«Todo esto ha venido para quedarse». He aquí una frase sabia (por poco que nos guste) que escuché no hace mucho, en boca de una amiga. Tras casi dos meses de confinamiento, en donde nos hemos visto obligados a sustituir las aulas, las oficinas y cualquier otra forma de actividad colectiva por la pantalla del ordenador, está claro que nos hemos zambullido en un nuevo estilo de vida, del que ya no saldremos. Entre las novedades (que son muchas y muy variadas) está la de la plataforma Zoom, de la que muchos ni habíamos oído hablar antes de la irrupción de la pandemia, a pesar de que llevaba en el mercado siete años.
De la mano de Zoom hemos entrado -seguimos haciéndolo todos los días- en las casas de nuestros amigos, parientes, profesores, alumnos, políticos, conferenciantes y expertos. Ahora conocemos cómo visten en la intimidad (algunos no se han cambiado el pijama en todo el confinamiento), qué libros lucen en sus estanterías, si son ordenados o no, si viven solos o acompañados, qué cuelga de sus paredes, si tienen plantas o más bien figuritas de porcelana. Sus gatos han saltado al teclado del ordenador, sus perros se han metido entre sus piernas; conocemos a sus hijos; a veces hasta la marca del sujetador o de los calzoncillos de los cónyuges respectivos. Pero no solo eso.
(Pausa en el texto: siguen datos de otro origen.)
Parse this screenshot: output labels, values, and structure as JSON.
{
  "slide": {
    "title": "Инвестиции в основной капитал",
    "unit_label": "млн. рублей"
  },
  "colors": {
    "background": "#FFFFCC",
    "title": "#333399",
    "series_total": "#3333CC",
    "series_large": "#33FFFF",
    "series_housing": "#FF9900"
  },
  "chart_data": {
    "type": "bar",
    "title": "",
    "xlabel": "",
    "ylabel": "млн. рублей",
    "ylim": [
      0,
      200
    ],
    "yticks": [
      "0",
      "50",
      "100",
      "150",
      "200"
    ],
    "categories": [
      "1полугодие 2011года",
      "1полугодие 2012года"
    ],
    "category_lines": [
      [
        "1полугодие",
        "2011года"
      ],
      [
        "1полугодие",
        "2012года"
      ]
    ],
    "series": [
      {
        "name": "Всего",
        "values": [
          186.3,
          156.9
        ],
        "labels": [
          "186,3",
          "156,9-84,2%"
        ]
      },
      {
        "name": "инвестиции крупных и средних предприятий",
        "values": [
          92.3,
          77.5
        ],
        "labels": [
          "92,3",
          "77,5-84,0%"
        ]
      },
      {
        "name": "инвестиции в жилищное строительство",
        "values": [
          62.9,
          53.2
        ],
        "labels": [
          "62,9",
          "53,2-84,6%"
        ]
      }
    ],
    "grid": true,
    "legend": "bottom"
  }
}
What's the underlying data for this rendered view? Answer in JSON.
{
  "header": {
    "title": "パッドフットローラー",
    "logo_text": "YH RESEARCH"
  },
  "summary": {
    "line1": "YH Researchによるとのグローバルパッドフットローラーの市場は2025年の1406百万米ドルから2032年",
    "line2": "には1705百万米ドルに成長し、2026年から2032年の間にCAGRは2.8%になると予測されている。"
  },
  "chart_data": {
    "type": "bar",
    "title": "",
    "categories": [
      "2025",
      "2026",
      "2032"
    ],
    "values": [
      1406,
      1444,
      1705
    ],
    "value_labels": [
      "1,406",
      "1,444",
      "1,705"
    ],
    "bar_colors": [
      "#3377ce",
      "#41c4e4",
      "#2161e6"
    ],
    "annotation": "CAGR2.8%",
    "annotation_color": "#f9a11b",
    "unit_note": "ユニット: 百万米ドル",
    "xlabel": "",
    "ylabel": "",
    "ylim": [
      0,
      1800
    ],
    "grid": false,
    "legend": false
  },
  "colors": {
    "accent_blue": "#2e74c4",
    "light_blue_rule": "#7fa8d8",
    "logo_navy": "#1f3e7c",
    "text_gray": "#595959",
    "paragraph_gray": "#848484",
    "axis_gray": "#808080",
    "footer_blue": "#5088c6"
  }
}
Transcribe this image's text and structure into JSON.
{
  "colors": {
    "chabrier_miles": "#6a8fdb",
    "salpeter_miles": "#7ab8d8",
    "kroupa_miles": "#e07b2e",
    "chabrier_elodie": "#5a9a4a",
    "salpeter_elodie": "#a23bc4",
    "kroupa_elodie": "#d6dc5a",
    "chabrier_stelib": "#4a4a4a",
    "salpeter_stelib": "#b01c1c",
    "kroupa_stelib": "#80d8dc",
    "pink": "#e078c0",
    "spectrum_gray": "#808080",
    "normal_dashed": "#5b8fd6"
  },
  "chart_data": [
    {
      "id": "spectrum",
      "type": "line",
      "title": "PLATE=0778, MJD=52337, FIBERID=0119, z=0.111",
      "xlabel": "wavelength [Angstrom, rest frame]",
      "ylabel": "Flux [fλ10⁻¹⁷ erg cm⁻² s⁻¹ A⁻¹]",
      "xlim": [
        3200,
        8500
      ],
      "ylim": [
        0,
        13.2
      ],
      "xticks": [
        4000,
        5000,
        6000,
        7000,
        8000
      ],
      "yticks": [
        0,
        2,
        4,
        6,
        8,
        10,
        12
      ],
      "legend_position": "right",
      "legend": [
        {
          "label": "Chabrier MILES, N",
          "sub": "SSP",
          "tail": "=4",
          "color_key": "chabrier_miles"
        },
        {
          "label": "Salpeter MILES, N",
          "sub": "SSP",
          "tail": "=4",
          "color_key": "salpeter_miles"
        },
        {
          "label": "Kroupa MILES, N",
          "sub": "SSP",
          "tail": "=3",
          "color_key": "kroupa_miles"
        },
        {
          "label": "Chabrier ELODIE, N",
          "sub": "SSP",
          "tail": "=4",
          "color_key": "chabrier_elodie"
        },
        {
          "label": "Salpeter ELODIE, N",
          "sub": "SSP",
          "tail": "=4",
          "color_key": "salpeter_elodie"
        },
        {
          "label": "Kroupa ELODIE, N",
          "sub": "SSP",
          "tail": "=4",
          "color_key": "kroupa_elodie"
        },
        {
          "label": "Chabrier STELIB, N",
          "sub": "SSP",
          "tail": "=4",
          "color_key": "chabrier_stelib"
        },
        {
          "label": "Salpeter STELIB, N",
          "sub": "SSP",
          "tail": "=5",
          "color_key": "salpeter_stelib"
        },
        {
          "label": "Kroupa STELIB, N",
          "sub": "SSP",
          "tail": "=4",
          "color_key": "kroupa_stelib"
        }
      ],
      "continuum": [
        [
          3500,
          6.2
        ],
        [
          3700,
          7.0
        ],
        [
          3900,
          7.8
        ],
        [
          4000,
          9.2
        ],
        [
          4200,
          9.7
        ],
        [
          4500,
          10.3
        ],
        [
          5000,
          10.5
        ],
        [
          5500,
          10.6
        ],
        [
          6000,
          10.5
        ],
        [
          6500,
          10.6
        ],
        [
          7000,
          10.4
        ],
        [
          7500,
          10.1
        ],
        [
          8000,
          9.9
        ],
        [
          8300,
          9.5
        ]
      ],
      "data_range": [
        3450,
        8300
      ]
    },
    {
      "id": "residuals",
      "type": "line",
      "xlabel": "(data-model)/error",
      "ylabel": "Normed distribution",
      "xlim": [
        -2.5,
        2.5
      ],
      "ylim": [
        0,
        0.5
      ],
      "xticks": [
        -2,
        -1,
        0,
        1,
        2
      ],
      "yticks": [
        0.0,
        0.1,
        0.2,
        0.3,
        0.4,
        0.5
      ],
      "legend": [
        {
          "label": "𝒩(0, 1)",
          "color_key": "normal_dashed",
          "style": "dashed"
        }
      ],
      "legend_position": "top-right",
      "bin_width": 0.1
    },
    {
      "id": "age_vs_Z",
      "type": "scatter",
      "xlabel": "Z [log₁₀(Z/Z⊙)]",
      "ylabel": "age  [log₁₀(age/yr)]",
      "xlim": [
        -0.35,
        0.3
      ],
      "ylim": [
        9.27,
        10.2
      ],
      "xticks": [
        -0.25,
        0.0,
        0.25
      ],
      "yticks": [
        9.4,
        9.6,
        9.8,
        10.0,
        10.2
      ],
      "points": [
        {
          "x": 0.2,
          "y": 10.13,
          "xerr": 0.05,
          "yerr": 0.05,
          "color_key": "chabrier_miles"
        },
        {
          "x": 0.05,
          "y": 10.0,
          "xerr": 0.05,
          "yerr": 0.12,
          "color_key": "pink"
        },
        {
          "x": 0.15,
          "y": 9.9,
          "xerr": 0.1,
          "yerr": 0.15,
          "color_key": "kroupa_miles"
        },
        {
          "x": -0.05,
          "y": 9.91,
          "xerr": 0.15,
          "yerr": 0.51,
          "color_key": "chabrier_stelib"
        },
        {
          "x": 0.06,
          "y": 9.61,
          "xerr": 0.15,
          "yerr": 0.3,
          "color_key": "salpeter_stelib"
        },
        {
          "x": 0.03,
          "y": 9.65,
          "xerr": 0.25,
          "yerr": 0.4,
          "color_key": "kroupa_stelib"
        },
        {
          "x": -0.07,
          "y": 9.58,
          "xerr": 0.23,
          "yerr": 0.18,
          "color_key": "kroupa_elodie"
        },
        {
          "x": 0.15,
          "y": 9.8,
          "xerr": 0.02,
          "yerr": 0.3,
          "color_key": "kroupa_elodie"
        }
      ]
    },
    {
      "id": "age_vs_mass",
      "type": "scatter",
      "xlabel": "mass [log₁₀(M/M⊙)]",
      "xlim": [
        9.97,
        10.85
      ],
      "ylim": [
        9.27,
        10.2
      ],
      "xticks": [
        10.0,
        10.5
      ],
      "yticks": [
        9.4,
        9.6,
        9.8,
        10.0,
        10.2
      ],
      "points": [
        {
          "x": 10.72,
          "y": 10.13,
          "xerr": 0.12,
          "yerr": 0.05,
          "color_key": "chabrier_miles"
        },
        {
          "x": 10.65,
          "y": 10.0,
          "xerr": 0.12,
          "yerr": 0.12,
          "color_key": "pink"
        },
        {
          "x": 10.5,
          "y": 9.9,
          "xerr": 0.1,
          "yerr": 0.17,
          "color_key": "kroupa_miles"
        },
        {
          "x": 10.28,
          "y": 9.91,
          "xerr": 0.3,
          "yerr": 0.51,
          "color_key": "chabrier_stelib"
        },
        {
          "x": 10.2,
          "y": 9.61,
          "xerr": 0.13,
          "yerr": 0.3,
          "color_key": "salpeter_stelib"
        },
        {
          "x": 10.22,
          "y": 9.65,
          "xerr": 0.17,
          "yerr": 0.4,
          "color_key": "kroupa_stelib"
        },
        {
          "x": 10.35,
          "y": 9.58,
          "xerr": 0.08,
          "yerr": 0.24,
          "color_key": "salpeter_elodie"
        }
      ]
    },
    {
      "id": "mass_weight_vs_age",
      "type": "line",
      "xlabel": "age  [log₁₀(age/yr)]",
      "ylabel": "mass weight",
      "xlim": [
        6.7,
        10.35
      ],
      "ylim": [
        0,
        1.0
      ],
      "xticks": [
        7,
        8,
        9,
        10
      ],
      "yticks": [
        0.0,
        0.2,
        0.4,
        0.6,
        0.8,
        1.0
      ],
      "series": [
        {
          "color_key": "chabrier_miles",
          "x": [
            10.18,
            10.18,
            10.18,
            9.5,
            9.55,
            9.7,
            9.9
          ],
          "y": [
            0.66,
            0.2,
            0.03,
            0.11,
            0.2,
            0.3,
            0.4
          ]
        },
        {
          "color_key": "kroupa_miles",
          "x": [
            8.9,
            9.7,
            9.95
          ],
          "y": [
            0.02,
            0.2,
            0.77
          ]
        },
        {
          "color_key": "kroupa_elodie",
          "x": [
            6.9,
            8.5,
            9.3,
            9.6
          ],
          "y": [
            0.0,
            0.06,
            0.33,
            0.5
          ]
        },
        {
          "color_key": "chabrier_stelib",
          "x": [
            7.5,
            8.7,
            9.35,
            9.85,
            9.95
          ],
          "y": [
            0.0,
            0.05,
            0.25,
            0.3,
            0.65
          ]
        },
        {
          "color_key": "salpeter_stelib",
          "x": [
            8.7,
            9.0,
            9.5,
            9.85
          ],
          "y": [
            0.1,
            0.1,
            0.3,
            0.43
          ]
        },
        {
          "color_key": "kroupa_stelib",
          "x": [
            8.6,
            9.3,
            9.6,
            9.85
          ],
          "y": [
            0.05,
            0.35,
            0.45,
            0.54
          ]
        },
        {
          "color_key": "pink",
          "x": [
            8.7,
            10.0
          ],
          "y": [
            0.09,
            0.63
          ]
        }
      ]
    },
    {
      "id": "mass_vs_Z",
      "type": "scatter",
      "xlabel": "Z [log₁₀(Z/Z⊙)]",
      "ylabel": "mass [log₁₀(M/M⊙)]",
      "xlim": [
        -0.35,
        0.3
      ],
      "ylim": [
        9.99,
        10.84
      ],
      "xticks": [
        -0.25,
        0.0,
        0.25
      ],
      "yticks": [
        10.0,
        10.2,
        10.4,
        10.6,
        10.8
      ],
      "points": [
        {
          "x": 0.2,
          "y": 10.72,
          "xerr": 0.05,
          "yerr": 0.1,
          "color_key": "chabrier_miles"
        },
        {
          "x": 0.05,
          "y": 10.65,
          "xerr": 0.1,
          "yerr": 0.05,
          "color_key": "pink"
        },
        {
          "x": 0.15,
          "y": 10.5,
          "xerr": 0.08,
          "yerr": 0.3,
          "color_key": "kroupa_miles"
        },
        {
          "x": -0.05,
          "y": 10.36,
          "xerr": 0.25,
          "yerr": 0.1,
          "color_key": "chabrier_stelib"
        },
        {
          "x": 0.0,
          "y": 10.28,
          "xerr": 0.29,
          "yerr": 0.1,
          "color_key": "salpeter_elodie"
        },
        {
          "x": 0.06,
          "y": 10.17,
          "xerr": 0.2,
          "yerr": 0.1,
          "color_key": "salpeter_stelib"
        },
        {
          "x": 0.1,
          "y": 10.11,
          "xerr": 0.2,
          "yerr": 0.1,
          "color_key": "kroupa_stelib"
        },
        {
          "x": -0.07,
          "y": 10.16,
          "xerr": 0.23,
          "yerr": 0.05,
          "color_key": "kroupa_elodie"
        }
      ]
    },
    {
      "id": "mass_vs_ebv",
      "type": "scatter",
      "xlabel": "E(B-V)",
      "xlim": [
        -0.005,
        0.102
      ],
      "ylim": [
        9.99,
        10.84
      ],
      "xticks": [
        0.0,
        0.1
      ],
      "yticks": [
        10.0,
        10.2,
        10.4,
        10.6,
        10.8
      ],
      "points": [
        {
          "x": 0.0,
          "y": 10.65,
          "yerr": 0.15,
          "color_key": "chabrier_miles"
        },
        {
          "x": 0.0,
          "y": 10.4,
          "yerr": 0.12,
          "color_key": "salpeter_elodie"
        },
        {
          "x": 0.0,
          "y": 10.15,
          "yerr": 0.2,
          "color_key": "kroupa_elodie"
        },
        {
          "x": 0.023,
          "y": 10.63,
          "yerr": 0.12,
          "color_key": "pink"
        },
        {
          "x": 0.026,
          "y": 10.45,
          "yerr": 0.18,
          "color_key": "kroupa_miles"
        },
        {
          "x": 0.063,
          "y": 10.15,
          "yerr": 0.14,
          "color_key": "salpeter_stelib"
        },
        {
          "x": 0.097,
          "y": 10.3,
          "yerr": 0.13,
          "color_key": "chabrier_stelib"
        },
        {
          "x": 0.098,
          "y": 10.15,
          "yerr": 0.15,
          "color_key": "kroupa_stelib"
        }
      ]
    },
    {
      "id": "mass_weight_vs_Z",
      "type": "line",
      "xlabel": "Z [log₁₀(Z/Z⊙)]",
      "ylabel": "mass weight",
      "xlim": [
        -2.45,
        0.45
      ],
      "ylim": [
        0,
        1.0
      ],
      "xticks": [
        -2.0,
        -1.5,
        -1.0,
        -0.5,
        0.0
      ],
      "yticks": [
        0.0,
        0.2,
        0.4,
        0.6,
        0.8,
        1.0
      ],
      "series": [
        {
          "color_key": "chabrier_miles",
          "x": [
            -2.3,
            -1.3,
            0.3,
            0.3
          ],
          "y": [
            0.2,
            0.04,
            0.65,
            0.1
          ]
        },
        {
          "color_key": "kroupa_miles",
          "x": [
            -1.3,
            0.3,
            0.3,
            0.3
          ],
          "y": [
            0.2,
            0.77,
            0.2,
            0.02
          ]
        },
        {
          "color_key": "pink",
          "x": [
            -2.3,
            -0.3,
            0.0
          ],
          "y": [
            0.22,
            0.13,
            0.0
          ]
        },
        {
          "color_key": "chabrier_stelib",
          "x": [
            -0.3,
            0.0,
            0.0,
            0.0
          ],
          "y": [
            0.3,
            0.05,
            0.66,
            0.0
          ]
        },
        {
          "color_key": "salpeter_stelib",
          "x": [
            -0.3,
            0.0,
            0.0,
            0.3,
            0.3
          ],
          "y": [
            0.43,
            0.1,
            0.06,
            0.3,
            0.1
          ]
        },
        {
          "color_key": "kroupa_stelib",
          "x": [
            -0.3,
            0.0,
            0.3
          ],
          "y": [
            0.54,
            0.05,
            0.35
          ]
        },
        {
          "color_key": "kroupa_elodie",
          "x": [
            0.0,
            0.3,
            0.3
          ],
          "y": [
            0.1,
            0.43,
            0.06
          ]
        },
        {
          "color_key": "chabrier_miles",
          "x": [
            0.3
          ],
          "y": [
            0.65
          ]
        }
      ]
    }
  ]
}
Con Zoom también hemos celebrado cumpleaños y juicios, nos hemos ido de cañas y hasta a algún que otro entierro. Y todo desde nuestras casas, desde nuestra habitación, desde nuestra aburrida mesa de trabajo.
Pero estas no son las únicas ventajas -si es que se les puede llamar ventajas- de esta plataforma fundada por el ingeniero chino Eric S. Yuan, que ha pasado de 10 millones de usuarios en el mes de diciembre a 200 millones a finales de marzo, y cuya compañía se valora ahora en más de 40.000 millones de dólares.
Con el servicio básico de la app y siempre que no se rebasen los 40 minutos, una reunión puede juntar hasta cien personas sin coste alguno, de una forma sencilla y estable, con pocos cortes de vídeo o de audio. Al contrario que otras plataformas como Skype, nos hace sentir que no hay distancia entre los interlocutores, da protagonismo ampliando al usuario que habla (¿a quién no le gusta esto?), nos permite compartir documentos y vídeos, escribir comentarios en un chat, a todos o a uno de los participantes (esto es como cuando pasábamos notas secretas en el colegio), posee un servicio de mensajería instantánea y tiene la opción de grabar y transcribir el contenido de las reuniones.
No soy una experta en la utilización de ni Zoom ni de otros servicios de videoconferencia. Pero, como muchos, he tenido que aprender a marchas forzadas. Reconozco todas estas ventajas y soy consciente de que, aunque me crispe y me levante dolor de cabeza (me zumbe, nunca mejor dicho), nos está salvando los trabajos, los aprendizajes y muchas más cosas. A pesar de ello estoy segura de una cosa: una plataforma digital jamás reemplazará el contacto físico, el intercambio de miradas, el valor de una sonrisa, el calor de la voz que te susurra al oído. Una plataforma jamás le robará su lugar al beso, al roce, al abrazo. ¡Me niego!